A Lomé, trois jours durant, la parole était aux accusés. Du vendredi 20 au dimanche 22 octobre, la capitale du Togo a offert une tribune libre aux putschistes du Mali, du Burkina Faso et du Niger à l’occasion du Forum pour la paix et la sécurité. Initiateur de cette réunion alors que ces trois régimes militaires sont sous sanction de la Communauté économique des Etats de l’Afrique de l’Ouest (Cedeao), le gouvernement togolais défend une diplomatie qui se veut pragmatique et promeut le dialogue avec les juntes en rupture de ban avec leurs voisins et les Occidentaux, la France en premier lieu.

Parmi les personnalités les plus attendues de la réunion figurait le général Mohamed Toumba, ministre nigérien de l’intérieur depuis le coup d’Etat qui a renversé le président Mohamed Bazoum, le 26 juillet. Manifestement en confiance, l’officier a l’imposante carrure a pu menacer « haut et fort », dimanche à la tribune de l’hôtel 2 Février, ceux qui seraient tentés de restaurer par une intervention militaire le pouvoir de celui qu’ils détiennent depuis bientôt trois mois. « Replacer le président Bazoum est une utopie », a estimé le général Toumba, avant de conclure : « Si on force, c’est peut-être son cadavre qu’il faudra venir chercher. »

Jeudi, la junte avait accusé Mohamed Bazoum d’avoir tenté de s’évader à l’étranger, procédant dans la foulée à l’arrestation de complices présumés. Depuis, les avocats du président déchu se sont inquiétés de ne plus avoir de nouvelles de lui et ont réclamé, sans succès, une preuve de vie. « Il va bien. Il est toujours avec sa famille, avec son fils », à la résidence présidentielle, a répondu au Monde le général Toumba, sans plus de précisions.
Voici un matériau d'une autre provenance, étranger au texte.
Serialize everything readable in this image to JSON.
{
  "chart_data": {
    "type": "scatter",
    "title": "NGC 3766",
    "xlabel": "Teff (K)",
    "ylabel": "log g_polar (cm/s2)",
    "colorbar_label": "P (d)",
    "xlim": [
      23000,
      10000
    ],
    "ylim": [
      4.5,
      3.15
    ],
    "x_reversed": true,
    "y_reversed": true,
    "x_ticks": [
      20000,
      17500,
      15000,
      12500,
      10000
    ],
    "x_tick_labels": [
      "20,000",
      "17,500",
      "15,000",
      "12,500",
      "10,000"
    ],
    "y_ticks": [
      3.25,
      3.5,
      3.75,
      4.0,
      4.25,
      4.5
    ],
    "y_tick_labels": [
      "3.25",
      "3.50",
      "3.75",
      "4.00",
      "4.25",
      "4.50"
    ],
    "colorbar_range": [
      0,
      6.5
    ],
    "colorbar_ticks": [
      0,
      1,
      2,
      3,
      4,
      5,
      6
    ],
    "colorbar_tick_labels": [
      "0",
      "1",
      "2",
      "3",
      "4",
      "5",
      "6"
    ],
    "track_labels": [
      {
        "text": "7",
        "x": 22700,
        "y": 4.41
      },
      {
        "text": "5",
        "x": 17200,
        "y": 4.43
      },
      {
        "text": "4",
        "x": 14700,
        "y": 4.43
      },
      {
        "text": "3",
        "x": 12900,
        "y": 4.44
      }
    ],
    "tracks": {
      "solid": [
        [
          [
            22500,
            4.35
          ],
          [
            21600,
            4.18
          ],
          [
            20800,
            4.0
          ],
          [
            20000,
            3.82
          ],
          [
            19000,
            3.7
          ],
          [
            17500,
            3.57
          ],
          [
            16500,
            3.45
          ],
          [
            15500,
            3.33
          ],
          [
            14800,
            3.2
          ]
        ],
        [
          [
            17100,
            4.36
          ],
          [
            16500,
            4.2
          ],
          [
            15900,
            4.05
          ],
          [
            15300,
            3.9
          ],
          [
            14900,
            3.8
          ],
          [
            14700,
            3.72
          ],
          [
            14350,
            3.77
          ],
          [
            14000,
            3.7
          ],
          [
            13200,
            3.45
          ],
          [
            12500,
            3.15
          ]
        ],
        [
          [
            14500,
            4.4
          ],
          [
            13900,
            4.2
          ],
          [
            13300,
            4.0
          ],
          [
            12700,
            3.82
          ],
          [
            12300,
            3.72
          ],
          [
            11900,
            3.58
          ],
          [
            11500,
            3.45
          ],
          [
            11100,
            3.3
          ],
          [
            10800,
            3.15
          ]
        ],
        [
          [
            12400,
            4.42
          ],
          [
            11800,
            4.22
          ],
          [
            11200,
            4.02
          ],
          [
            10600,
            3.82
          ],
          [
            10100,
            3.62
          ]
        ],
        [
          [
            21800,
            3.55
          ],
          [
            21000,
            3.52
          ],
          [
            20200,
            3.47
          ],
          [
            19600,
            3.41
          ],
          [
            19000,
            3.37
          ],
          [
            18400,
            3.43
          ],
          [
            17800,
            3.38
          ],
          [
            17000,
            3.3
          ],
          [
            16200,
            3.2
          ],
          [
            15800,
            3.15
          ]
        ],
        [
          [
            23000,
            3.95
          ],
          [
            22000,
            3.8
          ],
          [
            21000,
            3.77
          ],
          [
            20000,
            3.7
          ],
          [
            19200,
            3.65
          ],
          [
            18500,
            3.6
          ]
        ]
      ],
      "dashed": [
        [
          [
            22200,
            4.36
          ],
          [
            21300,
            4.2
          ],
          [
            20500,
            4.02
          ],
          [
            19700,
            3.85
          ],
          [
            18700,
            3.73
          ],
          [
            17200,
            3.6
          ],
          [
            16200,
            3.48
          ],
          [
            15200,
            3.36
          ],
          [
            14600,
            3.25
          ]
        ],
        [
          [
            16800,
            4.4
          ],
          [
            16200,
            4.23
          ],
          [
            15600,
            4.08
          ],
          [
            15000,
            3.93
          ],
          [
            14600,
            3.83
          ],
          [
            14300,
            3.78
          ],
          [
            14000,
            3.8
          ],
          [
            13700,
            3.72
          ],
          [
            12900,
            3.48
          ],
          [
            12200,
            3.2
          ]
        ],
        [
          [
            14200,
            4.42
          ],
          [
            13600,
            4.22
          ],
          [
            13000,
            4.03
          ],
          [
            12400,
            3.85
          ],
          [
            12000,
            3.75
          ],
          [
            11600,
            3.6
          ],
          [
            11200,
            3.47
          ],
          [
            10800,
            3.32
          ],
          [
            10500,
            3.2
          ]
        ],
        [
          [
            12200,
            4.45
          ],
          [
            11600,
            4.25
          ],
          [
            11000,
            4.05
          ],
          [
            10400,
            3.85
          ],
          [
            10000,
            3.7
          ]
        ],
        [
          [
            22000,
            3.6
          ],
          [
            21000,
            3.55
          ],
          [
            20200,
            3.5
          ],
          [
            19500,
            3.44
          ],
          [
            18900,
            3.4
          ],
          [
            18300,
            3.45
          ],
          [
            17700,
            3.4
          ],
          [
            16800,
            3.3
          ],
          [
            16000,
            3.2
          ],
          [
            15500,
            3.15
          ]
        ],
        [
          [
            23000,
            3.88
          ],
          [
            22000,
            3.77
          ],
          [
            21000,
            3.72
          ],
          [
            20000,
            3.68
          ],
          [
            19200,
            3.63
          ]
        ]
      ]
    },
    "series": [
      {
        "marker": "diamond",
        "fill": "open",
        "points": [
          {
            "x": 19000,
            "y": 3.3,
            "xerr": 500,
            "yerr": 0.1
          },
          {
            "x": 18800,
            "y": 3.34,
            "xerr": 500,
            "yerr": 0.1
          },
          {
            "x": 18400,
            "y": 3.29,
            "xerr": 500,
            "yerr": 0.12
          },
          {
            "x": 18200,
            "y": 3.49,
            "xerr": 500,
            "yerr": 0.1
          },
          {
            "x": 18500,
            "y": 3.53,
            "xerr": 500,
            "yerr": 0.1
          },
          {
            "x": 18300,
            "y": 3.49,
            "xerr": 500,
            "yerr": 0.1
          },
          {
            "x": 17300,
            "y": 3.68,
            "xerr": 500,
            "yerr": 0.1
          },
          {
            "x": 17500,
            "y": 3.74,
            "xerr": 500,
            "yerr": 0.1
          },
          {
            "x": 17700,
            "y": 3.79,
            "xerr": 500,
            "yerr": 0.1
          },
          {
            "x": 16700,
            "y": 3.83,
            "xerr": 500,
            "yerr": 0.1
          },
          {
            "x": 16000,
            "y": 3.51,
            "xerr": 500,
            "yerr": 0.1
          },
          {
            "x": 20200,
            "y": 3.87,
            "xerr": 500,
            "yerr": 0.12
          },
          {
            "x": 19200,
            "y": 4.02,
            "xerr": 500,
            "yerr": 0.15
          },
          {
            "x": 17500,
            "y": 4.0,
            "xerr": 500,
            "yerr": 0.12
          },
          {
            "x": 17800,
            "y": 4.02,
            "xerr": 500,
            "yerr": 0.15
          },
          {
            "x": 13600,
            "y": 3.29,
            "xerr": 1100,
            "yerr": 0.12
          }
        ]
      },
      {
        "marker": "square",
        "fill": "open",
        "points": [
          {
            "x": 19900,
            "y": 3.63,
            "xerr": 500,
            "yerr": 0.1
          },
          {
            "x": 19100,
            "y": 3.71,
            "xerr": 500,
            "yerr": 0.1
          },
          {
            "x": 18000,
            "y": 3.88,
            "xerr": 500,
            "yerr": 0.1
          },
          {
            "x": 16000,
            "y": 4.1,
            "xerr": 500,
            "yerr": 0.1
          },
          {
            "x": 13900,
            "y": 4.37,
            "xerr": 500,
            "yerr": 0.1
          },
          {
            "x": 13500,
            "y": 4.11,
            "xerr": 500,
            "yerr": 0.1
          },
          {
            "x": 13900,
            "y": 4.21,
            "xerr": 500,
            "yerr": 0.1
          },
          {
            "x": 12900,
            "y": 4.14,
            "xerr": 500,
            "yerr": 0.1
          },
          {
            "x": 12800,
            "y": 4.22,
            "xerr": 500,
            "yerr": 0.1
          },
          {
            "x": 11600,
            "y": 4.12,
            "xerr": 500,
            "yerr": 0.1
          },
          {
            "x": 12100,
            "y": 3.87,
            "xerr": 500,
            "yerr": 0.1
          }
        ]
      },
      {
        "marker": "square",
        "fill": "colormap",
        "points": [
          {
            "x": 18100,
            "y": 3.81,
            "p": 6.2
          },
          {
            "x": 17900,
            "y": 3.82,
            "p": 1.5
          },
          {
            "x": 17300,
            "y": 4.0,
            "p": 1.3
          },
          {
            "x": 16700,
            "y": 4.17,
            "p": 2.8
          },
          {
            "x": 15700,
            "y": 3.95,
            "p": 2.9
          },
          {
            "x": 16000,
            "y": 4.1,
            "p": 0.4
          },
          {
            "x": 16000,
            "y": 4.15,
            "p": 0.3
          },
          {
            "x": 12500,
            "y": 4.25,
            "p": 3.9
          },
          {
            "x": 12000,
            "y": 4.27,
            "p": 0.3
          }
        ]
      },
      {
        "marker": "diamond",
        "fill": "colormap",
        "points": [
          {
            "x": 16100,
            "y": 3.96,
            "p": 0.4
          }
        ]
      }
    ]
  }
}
L’opération militaire brandie par la Cedeao semble chaque jour plus improbable, mais la menace du ministre nigérien de l’intérieur a provoqué un silence glacial dans la salle, sidérant l’assemblée composée d’hommes politiques africains, de représentants d’instances internationales et d’intellectuels.

Le Togo joue sa propre partition

Devant l’irruption de ces pouvoirs militaires au Sahel, qui jouent une partition mêlant nationalisme, autoritarisme et rejet des pressions occidentales, le Togo, bien que membre fondateur de l’organisation ouest-africaine, joue sa propre partition, privilégiant, selon sa vision, le dialogue et l’accompagnement des juntes vers une transition démocratique – l’objet même de ce forum de Lomé. Quitte à froisser certains chefs d’Etat voisins. Aucun n’a fait le déplacement ce week-end.